Verses 1-59
3. Uncleanness due to skin and covering abnormalities chs. 13-14
Many translations and commentaries have regarded the legislation in these chapters as dealing with leprosy, but this is misleading. The confusion has arisen because the term "leprosy" appears in most English texts in these chapters, and English readers automatically think that what we know as modern leprosy is in view. However as the chapters unfold it becomes increasingly clear that what is in view is not modern leprosy (Hansen’s disease). [Note: See S. G. Browne, Leprosy in the Bible; E. V. Hulse, "The Nature of Biblical ’Leprosy’ and the Use of Alternative Medical Terms in Modern Translations of the Bible," Palestine Exploration Quarterly 107 (1975):87-105; John Wilkinson, "Leprosy and Leviticus: The Problem of Description and Identification," Scottish Journal of Theology 30 (1984):153-69; Rebecca A. and E. Eugene Baillie, M. D., "Biblical Leprosy as Compared to Present-Day Leprosy," Christian Medical Society Journal 14:3 (Fall 1983):27-29.] The solution to the problem involves recognizing that the Septuagint version has influenced the English translations of the Hebrew word used here, tsara’at. In the Septuagint, the Greek word lepra translates tsara’at, and the English translations have simply transliterated this Greek word because of similarities with modern leprosy. The Greeks used a different term for human leprosy: elephantiasis, not lepra. That tsara’at does not mean leprosy becomes especially clear in chapter 14 where we read that tsara’at appeared as mold and mildew in clothes and houses, something modern leprosy does not do. What tsara’at does describe is a variety of abnormalities that afflicted human skin as well as clothing and houses, coverings of various types. Lepra etymologically refers to scaliness, and tsara’at may also. [Note: See Hulse, p. 93; and Browne, p. 5.] Evidently there was enough similarity between these abnormalities for God to deal with them together in this section of Leviticus.

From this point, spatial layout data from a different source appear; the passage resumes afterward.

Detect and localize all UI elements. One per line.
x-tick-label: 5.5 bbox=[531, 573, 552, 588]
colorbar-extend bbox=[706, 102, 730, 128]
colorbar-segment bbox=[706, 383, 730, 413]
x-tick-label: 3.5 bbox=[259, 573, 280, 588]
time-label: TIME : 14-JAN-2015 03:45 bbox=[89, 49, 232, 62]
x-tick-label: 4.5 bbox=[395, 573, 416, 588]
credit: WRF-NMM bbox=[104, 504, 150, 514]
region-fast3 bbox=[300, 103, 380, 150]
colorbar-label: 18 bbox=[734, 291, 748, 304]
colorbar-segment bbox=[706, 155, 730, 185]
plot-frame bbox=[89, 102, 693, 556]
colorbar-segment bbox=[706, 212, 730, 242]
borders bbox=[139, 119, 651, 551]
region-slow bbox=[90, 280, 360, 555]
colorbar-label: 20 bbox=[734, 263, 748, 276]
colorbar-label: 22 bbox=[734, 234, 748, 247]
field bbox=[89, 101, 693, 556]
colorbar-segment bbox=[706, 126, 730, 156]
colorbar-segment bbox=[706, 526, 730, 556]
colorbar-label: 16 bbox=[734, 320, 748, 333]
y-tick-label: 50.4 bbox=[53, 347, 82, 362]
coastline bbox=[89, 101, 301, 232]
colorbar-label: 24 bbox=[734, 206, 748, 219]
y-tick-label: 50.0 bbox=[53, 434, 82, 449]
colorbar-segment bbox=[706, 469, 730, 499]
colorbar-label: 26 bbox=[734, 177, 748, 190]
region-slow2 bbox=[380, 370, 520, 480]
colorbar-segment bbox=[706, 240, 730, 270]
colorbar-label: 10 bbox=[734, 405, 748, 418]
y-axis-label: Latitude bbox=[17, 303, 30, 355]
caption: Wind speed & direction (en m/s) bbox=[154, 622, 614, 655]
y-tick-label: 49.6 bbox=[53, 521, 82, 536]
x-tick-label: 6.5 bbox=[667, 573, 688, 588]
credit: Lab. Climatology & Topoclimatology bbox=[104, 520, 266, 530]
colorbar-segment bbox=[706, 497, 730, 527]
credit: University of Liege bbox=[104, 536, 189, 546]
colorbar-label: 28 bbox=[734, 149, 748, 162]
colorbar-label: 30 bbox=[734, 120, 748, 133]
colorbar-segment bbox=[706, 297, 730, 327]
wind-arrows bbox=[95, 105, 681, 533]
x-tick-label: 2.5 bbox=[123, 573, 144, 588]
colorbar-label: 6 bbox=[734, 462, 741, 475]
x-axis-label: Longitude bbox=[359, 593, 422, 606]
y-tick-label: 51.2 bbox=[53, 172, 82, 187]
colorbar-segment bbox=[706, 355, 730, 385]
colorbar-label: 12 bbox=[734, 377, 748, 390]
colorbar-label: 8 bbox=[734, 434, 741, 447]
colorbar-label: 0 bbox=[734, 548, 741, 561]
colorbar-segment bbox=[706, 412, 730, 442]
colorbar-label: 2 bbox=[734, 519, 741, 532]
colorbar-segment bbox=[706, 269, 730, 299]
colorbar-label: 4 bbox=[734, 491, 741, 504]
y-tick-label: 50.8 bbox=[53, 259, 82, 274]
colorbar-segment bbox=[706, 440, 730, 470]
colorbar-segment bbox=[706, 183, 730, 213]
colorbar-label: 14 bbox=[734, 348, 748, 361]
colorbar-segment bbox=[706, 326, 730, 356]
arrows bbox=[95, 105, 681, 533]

The section contains three parts. Moses frequently divided various material into three subsections in Leviticus. Each part in this section begins, "The Lord spoke to Moses and Aaron" (Leviticus 13:1; Leviticus 14:1; Leviticus 14:33), and it closes, "This is the law for" (Leviticus 13:59; Leviticus 14:32; Leviticus 14:54).
The diagnosis and treatment of abnormalities in human skin and clothing ch. 13
We may further divide this chapter into two parts: the diagnosis and treatment of abnormalities in human skin, and the diagnosis and treatment of abnormalities in clothing and similar articles. A more detailed outline of the chapter follows. [Note: Wenham, The Book . . ., p. 194.]
Introduction Leviticus 13:1
First set of tests for skin disease Leviticus 13:2-8
Second set of tests for skin disease Leviticus 13:9-17
Third set of tests for skin disease in scars Leviticus 13:18-23
Fourth set of tests for skin disease in burns Leviticus 13:24-28
Fifth set of tests for skin disease in scalp or beard Leviticus 13:29-37
A skin disease that is clean Leviticus 13:38-39
Baldness and skin disease Leviticus 13:40-44
Treatment of those diagnosed as unclean Leviticus 13:45-46
Diagnosis and treatment of skin disease in clothing Leviticus 13:47-58
Summary Leviticus 13:59
Rooker saw seven types of infectious skin diseases in Leviticus 13:1-44: skin eruptions (Leviticus 13:1-8), chronic skin disease (Leviticus 13:9-17), boils (Leviticus 13:18-23), burns (Leviticus 13:24-28), sores (Leviticus 13:29-37), rashes (Leviticus 13:38-39), and baldness (Leviticus 13:40-44). [Note: Rooker, pp. 186-92.]
Before proceeding, we need to note that by "treatment" we do not mean that God prescribed a way by which people or objects afflicted with "leprosy" could recover. Rather the "treatment" dealt with how people were to relate to God and the sanctuary in view of these problems. He was not dealing with them as a physician but as a public health inspector. His objective was not their physical recovery in this legislation but their proper participation in worship.
Typically in each case we read four things: a preliminary statement of the symptoms, the priestly inspection, the basis of the priest’s diagnosis, and the diagnosis itself and the consequences.